Insisto, incluso a varios buenos amigos no convencidos: pretender un supuesto cielo ideal democrático electoral en sí mismo es irreal o discursivo y su mejor versión tampoco es sostenible sin condiciones mínimas de igualdad y justicia social.
Así se observa en la historia documentada desde la Grecia antigua, la Mesoamérica moderna o posmoderna.
En efecto. Y es menos sostenible aun en países no centrales sino dependientes, como México, y todavía menos en situaciones de “estado de excepción invertido”, conforme al cual estimo que los poderes formales e ilícitos y salvajes disputan el modo de dominación y de producción a Estados y naciones.
De allí nuestras tensiones y contradicciones, ya sea en el pasado independentista, reformista o revolucionario, o bien, en el tiempo más reciente de la transición democrática y la transformación en curso.
Desde luego, no por ello es inválido continuar luchando en contra de los enormes molinos de viento que nos azotan la mente y el corazón. Al contrario.
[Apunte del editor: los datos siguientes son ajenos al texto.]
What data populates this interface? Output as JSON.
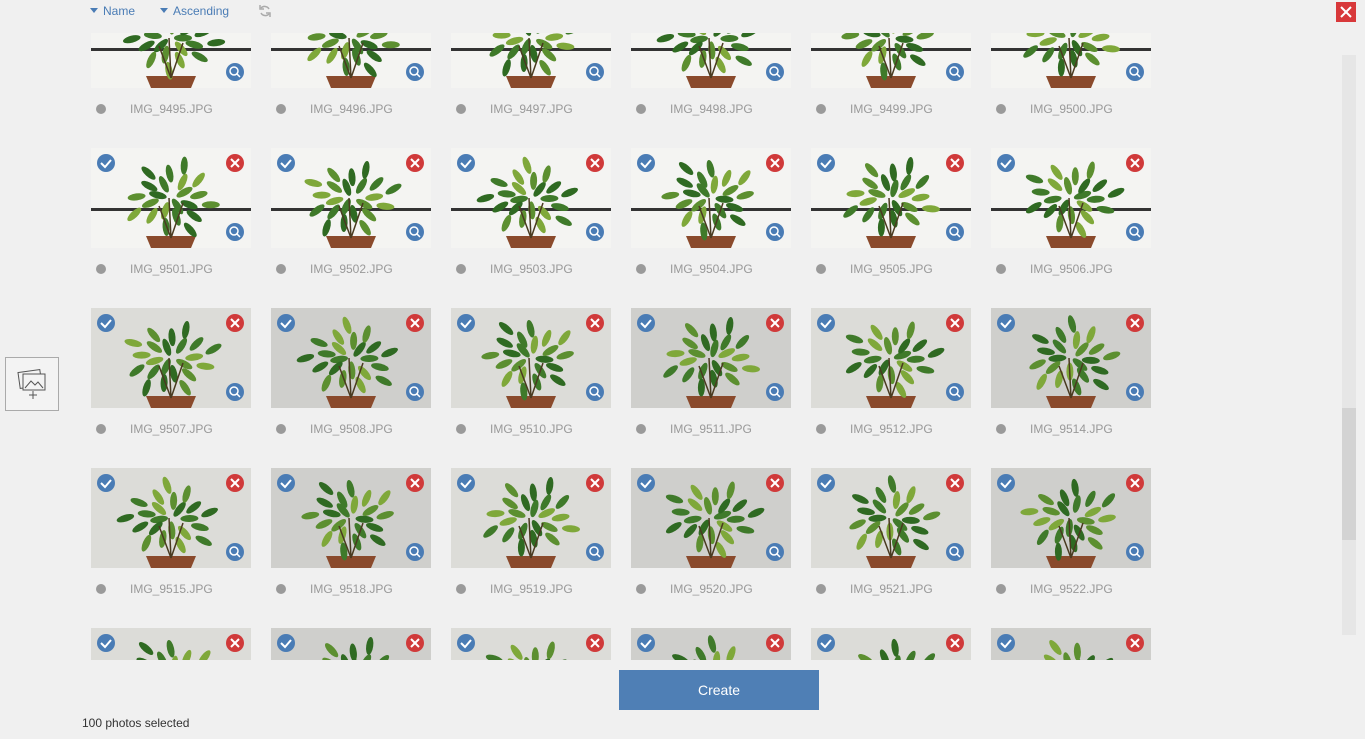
{
  "sort": {
    "field": "Name",
    "order": "Ascending"
  },
  "photos": [
    [
      "IMG_9495.JPG",
      "IMG_9496.JPG",
      "IMG_9497.JPG",
      "IMG_9498.JPG",
      "IMG_9499.JPG",
      "IMG_9500.JPG"
    ],
    [
      "IMG_9501.JPG",
      "IMG_9502.JPG",
      "IMG_9503.JPG",
      "IMG_9504.JPG",
      "IMG_9505.JPG",
      "IMG_9506.JPG"
    ],
    [
      "IMG_9507.JPG",
      "IMG_9508.JPG",
      "IMG_9510.JPG",
      "IMG_9511.JPG",
      "IMG_9512.JPG",
      "IMG_9514.JPG"
    ],
    [
      "IMG_9515.JPG",
      "IMG_9518.JPG",
      "IMG_9519.JPG",
      "IMG_9520.JPG",
      "IMG_9521.JPG",
      "IMG_9522.JPG"
    ]
  ],
  "create_button": "Create",
  "status": "100 photos selected"
}
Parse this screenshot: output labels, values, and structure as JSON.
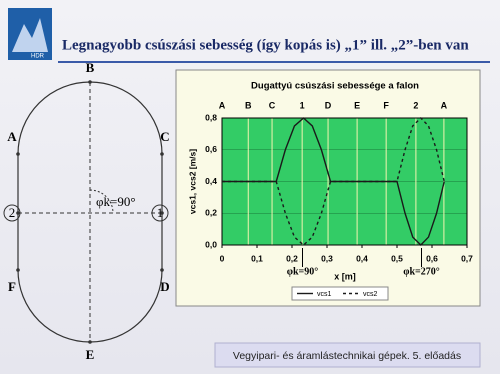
{
  "header": {
    "title": "Legnagyobb csúszási sebesség (így kopás is) „1” ill. „2”-ben van",
    "logo": "HDR"
  },
  "diagram": {
    "labels": [
      "B",
      "A",
      "C",
      "2",
      "1",
      "F",
      "D",
      "E"
    ],
    "angle_label": "φk=90°"
  },
  "chart_data": {
    "type": "line",
    "title": "Dugattyú csúszási sebessége a falon",
    "x_label": "x [m]",
    "y_label": "vcs1, vcs2 [m/s]",
    "categories": [
      "A",
      "B",
      "C",
      "1",
      "D",
      "E",
      "F",
      "2",
      "A"
    ],
    "category_x": [
      0,
      0.075,
      0.143,
      0.229,
      0.303,
      0.386,
      0.469,
      0.554,
      0.634
    ],
    "x": [
      0,
      0.155,
      0.181,
      0.207,
      0.233,
      0.258,
      0.284,
      0.31,
      0.5,
      0.523,
      0.545,
      0.568,
      0.59,
      0.613,
      0.635
    ],
    "series": [
      {
        "name": "vcs1",
        "color": "#1a1a1a",
        "dash": false,
        "values": [
          0.4,
          0.4,
          0.6,
          0.75,
          0.8,
          0.75,
          0.6,
          0.4,
          0.4,
          0.2,
          0.05,
          0,
          0.05,
          0.2,
          0.4
        ]
      },
      {
        "name": "vcs2",
        "color": "#1a1a1a",
        "dash": true,
        "values": [
          0.4,
          0.4,
          0.2,
          0.05,
          0,
          0.05,
          0.2,
          0.4,
          0.4,
          0.6,
          0.75,
          0.8,
          0.75,
          0.6,
          0.4
        ]
      }
    ],
    "xlim": [
      0,
      0.7
    ],
    "xticks": [
      0,
      {
        "value": 0.1,
        "label": "0,1"
      },
      {
        "value": 0.2,
        "label": "0,2"
      },
      {
        "value": 0.3,
        "label": "0,3"
      },
      {
        "value": 0.4,
        "label": "0,4"
      },
      {
        "value": 0.5,
        "label": "0,5"
      },
      {
        "value": 0.6,
        "label": "0,6"
      },
      {
        "value": 0.7,
        "label": "0,7"
      }
    ],
    "ylim": [
      0,
      0.8
    ],
    "yticks": [
      {
        "value": 0,
        "label": "0,0"
      },
      {
        "value": 0.2,
        "label": "0,2"
      },
      {
        "value": 0.4,
        "label": "0,4"
      },
      {
        "value": 0.6,
        "label": "0,6"
      },
      {
        "value": 0.8,
        "label": "0,8"
      }
    ],
    "annotations": [
      {
        "text": "φk=90°",
        "x": 0.23
      },
      {
        "text": "φk=270°",
        "x": 0.57
      }
    ],
    "plot_color": "#33cc66"
  },
  "footer": {
    "text": "Vegyipari- és áramlástechnikai gépek. 5. előadás"
  }
}
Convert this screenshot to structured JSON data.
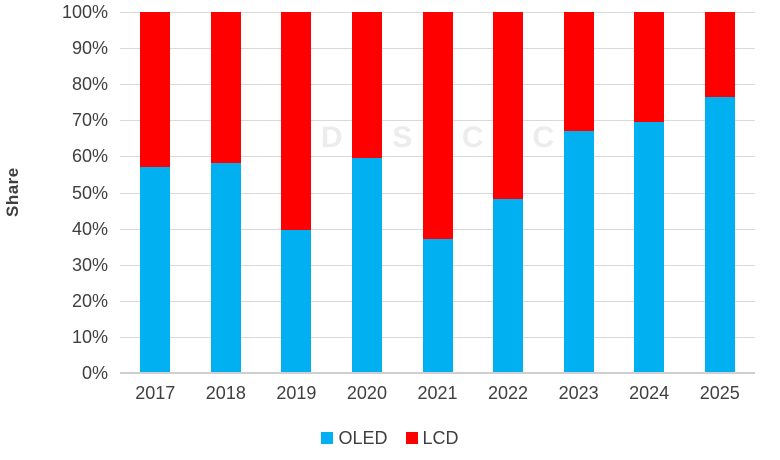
{
  "watermark": {
    "text": "DSCC"
  },
  "colors": {
    "oled": "#00B0F0",
    "lcd": "#FF0000",
    "gridline": "#D9D9D9",
    "axis_text": "#404040",
    "watermark": "#ECECEC"
  },
  "chart_data": {
    "type": "bar",
    "stacked": true,
    "stacked_100_percent": true,
    "title": "",
    "xlabel": "",
    "ylabel": "Share",
    "ylim": [
      0,
      100
    ],
    "grid": true,
    "legend_position": "bottom",
    "yticks": [
      "0%",
      "10%",
      "20%",
      "30%",
      "40%",
      "50%",
      "60%",
      "70%",
      "80%",
      "90%",
      "100%"
    ],
    "categories": [
      "2017",
      "2018",
      "2019",
      "2020",
      "2021",
      "2022",
      "2023",
      "2024",
      "2025"
    ],
    "series": [
      {
        "name": "OLED",
        "color": "#00B0F0",
        "values": [
          57,
          58,
          39.5,
          59.5,
          37,
          48,
          67,
          69.5,
          76.5
        ]
      },
      {
        "name": "LCD",
        "color": "#FF0000",
        "values": [
          43,
          42,
          60.5,
          40.5,
          63,
          52,
          33,
          30.5,
          23.5
        ]
      }
    ]
  }
}
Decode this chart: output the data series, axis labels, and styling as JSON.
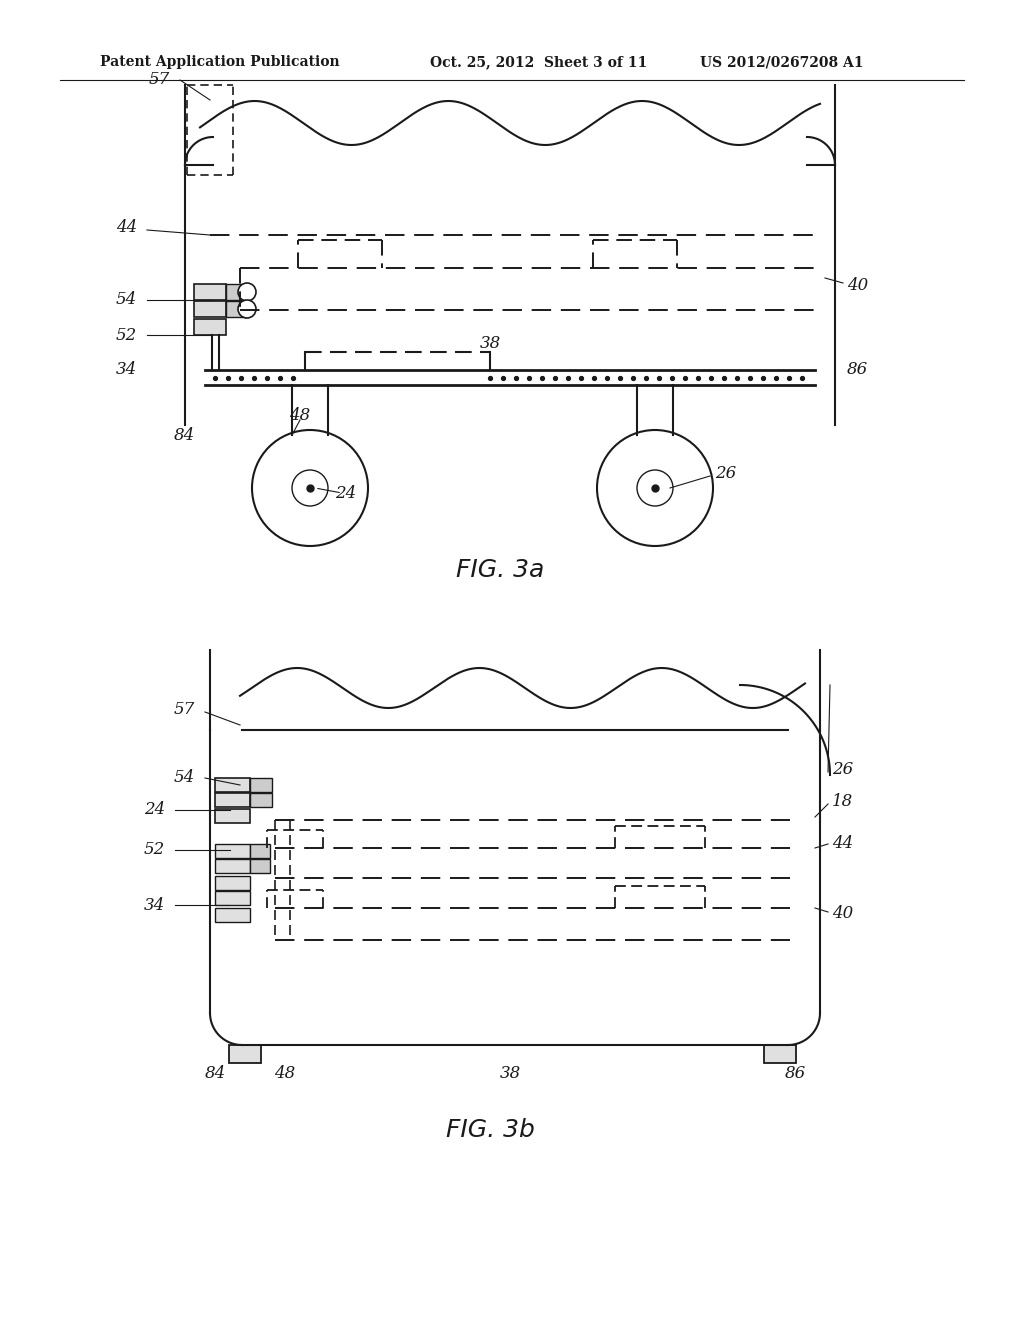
{
  "bg_color": "#ffffff",
  "line_color": "#1a1a1a",
  "header_left": "Patent Application Publication",
  "header_mid": "Oct. 25, 2012  Sheet 3 of 11",
  "header_right": "US 2012/0267208 A1",
  "fig3a_caption": "FIG. 3a",
  "fig3b_caption": "FIG. 3b"
}
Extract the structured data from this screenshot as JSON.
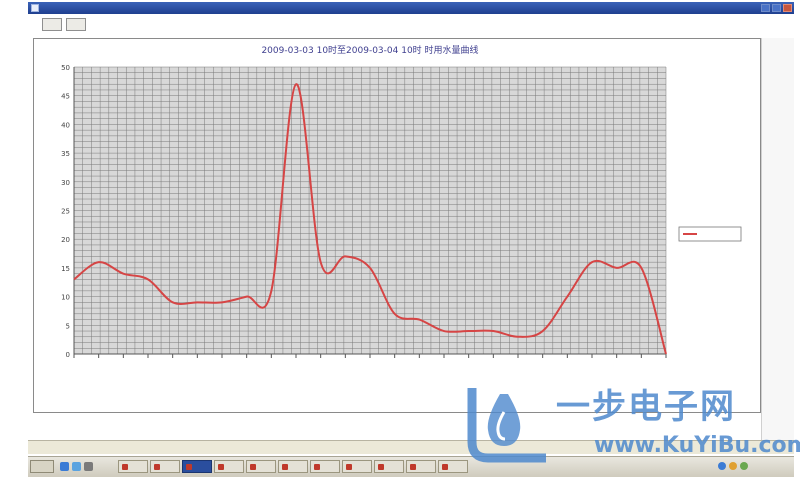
{
  "window": {
    "title": ""
  },
  "toolbar": {
    "buttons": [
      {
        "label": ""
      },
      {
        "label": ""
      }
    ]
  },
  "chart_data": {
    "type": "line",
    "title": "2009-03-03  10时至2009-03-04  10时    时用水量曲线",
    "xlabel": "",
    "ylabel": "",
    "ylim": [
      0,
      50
    ],
    "yticks": [
      0,
      5,
      10,
      15,
      20,
      25,
      30,
      35,
      40,
      45,
      50
    ],
    "grid": true,
    "legend_position": "right",
    "x": [
      "",
      "",
      "",
      "",
      "",
      "",
      "",
      "",
      "",
      "",
      "",
      "",
      "",
      "",
      "",
      "",
      "",
      "",
      "",
      "",
      "",
      "",
      "",
      "",
      ""
    ],
    "series": [
      {
        "name": "",
        "color": "#d64545",
        "values": [
          13,
          16,
          14,
          13,
          9,
          9,
          9,
          10,
          11,
          47,
          16,
          17,
          15,
          7,
          6,
          4,
          4,
          4,
          3,
          4,
          10,
          16,
          15,
          15,
          0
        ]
      }
    ]
  },
  "status": {
    "url": ""
  },
  "taskbar": {
    "start_label": "",
    "clock": ""
  },
  "watermark": {
    "text": "一步电子网",
    "url": "www.KuYiBu.com"
  }
}
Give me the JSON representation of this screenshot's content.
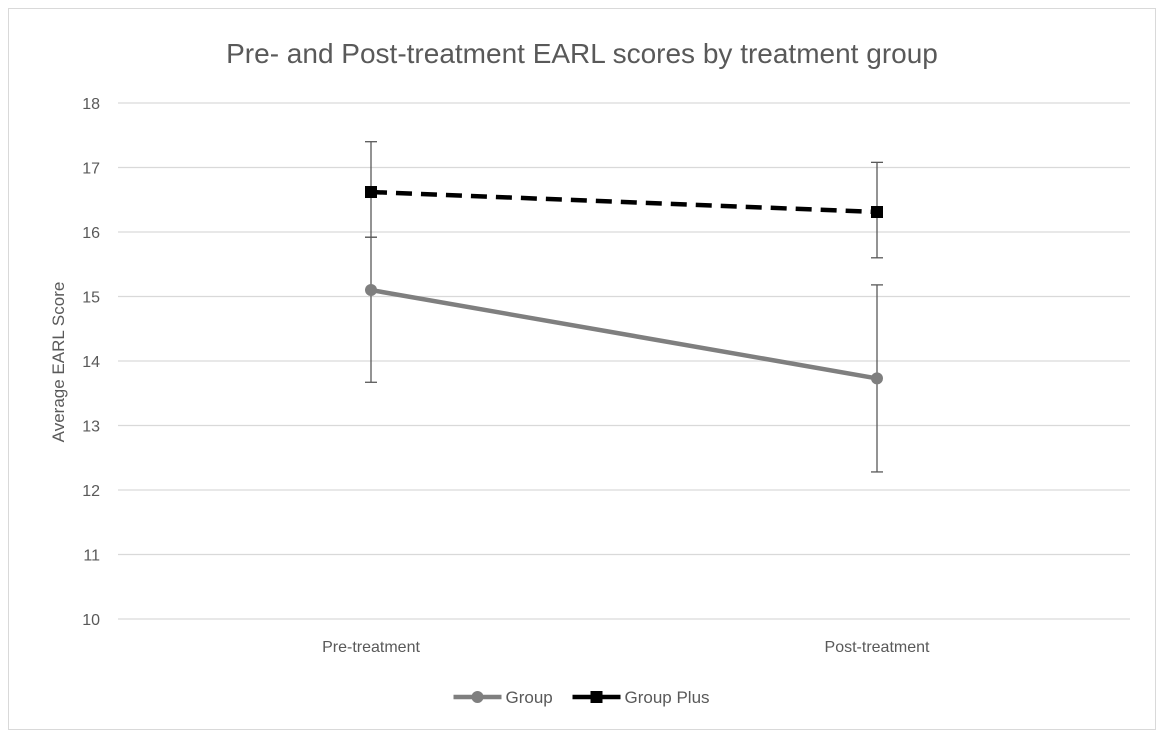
{
  "chart_data": {
    "type": "line",
    "title": "Pre- and Post-treatment EARL scores by treatment group",
    "xlabel": "",
    "ylabel": "Average EARL Score",
    "categories": [
      "Pre-treatment",
      "Post-treatment"
    ],
    "ylim": [
      10,
      18
    ],
    "yticks": [
      10,
      11,
      12,
      13,
      14,
      15,
      16,
      17,
      18
    ],
    "grid": true,
    "legend_position": "bottom",
    "series": [
      {
        "name": "Group",
        "values": [
          15.1,
          13.73
        ],
        "error_low": [
          13.67,
          12.28
        ],
        "error_high": [
          15.92,
          15.18
        ],
        "color": "#7f7f7f",
        "marker": "circle",
        "line_style": "solid"
      },
      {
        "name": "Group Plus",
        "values": [
          16.62,
          16.31
        ],
        "error_low": [
          15.92,
          15.6
        ],
        "error_high": [
          17.4,
          17.08
        ],
        "color": "#000000",
        "marker": "square",
        "line_style": "dashed"
      }
    ]
  }
}
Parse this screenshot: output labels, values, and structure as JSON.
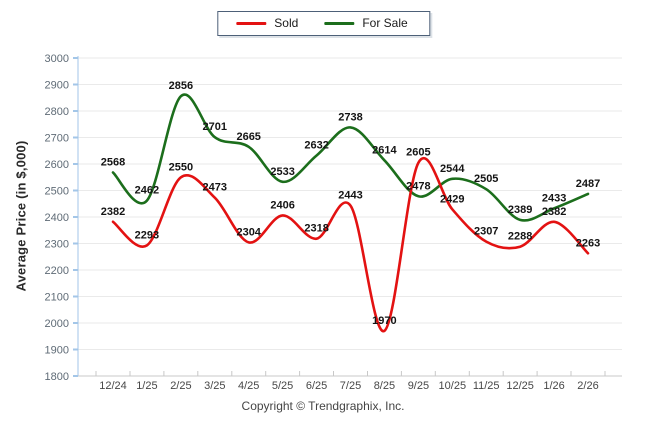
{
  "legend": {
    "items": [
      {
        "label": "Sold"
      },
      {
        "label": "For Sale"
      }
    ]
  },
  "chart_data": {
    "type": "line",
    "categories": [
      "12/24",
      "1/25",
      "2/25",
      "3/25",
      "4/25",
      "5/25",
      "6/25",
      "7/25",
      "8/25",
      "9/25",
      "10/25",
      "11/25",
      "12/25",
      "1/26",
      "2/26"
    ],
    "series": [
      {
        "name": "For Sale",
        "color": "#1c6e1c",
        "values": [
          2568,
          2462,
          2856,
          2701,
          2665,
          2533,
          2632,
          2738,
          2614,
          2478,
          2544,
          2505,
          2389,
          2433,
          2487
        ]
      },
      {
        "name": "Sold",
        "color": "#e31212",
        "values": [
          2382,
          2293,
          2550,
          2473,
          2304,
          2406,
          2318,
          2443,
          1970,
          2605,
          2429,
          2307,
          2288,
          2382,
          2263
        ]
      }
    ],
    "title": "",
    "xlabel": "",
    "ylabel": "Average Price (in $,000)",
    "ylim": [
      1800,
      3000
    ],
    "ytick_step": 100,
    "grid": true,
    "legend_position": "top",
    "data_labels": true
  },
  "colors": {
    "grid": "#eaeaea",
    "x_axis": "#c8c8c8",
    "y_axis": "#a3c6e8",
    "y_tick_label": "#5f6b76",
    "x_tick_label": "#474747",
    "data_label": "#141414"
  },
  "footer": {
    "text": "Copyright © Trendgraphix, Inc."
  }
}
Aunque tampoco es recomendable caer en la ceguera epistémica o más bien ideológica que nos provocan los espejismos importados.
Visto el fenómeno sin ese tipo de gafas, de aquella premisa se desprenden varias implicaciones.
Una de las más visibles radica en que toda la historia política relevante teorizada por pensadores reconocidos aconseja que ante la máxima debilidad del ente social y político gubernamental hay que inyectar “concentrado de autoridad eficaz”, lo cual por supuesto puede provocar otros riesgos y enfermedades.
Así lo hicieron Benito Juárez entre 1867 y 1872, y Porfirio Diaz de 1877 a 1911, más de cincuenta años, hasta que los abusos y el mal cálculo de este último provocó la revolución de 1910-1917.
Algo similar ocurrió durante la secuencia PNR-PRM-PRI hasta que el advertido y luego consumado riesgo lopezportillista del endeudamiento excesivo, la petrolización de la economía y otros factores internos y externos cerraron aquel largo ciclo transcurrido de 1929-1945 a 1982.
Tengamos presente que dicho pasaje obligó a instrumentar el hipoestatismo no interventor neoliberal entre 1982 y 2018, hasta que a partir de este último año se ha forzado el regreso del péndulo para fortalecer el sector y el interés público con el respaldo del resorte popular e intercultural de una sociedad crecida, compleja y alterada.
A la fórmula de la concentración de autoridad política inyectada al país en cada ciclo de sus achaques se le ha colgado la etiqueta de “la autocracia” o “la dictadura”, por lo general bajo la técnica mental de contrastar o comparar atributos ideales frente a los que han sido remodelados en atención al contexto real o por razones pragmáticas.
La más célebre estampilla fue la que el fallecido escritor Mario Vargas Llosa pegó al régimen priista clásico: la dictadura perfecta.
No obstante, cuánta imperfección habrá habido en todas las formas de Estado o de gobierno en la premodernidad y la modernidad o persisten en el momento posmoderno, este, el de la revolución digital, anómica y criminal que nos sorprende a diario, que hasta la preclásica y muy clásica dosis de autoridad reconcentrada que se ha administrado entre 2018 y 2025 parece no poder vencer a los anticuerpos formados y reforzados en la dialéctica licitud/ilicitud del capitalismo salvaje, el cual se niega a permitir el florecimiento del jardín de la democracia constitucional.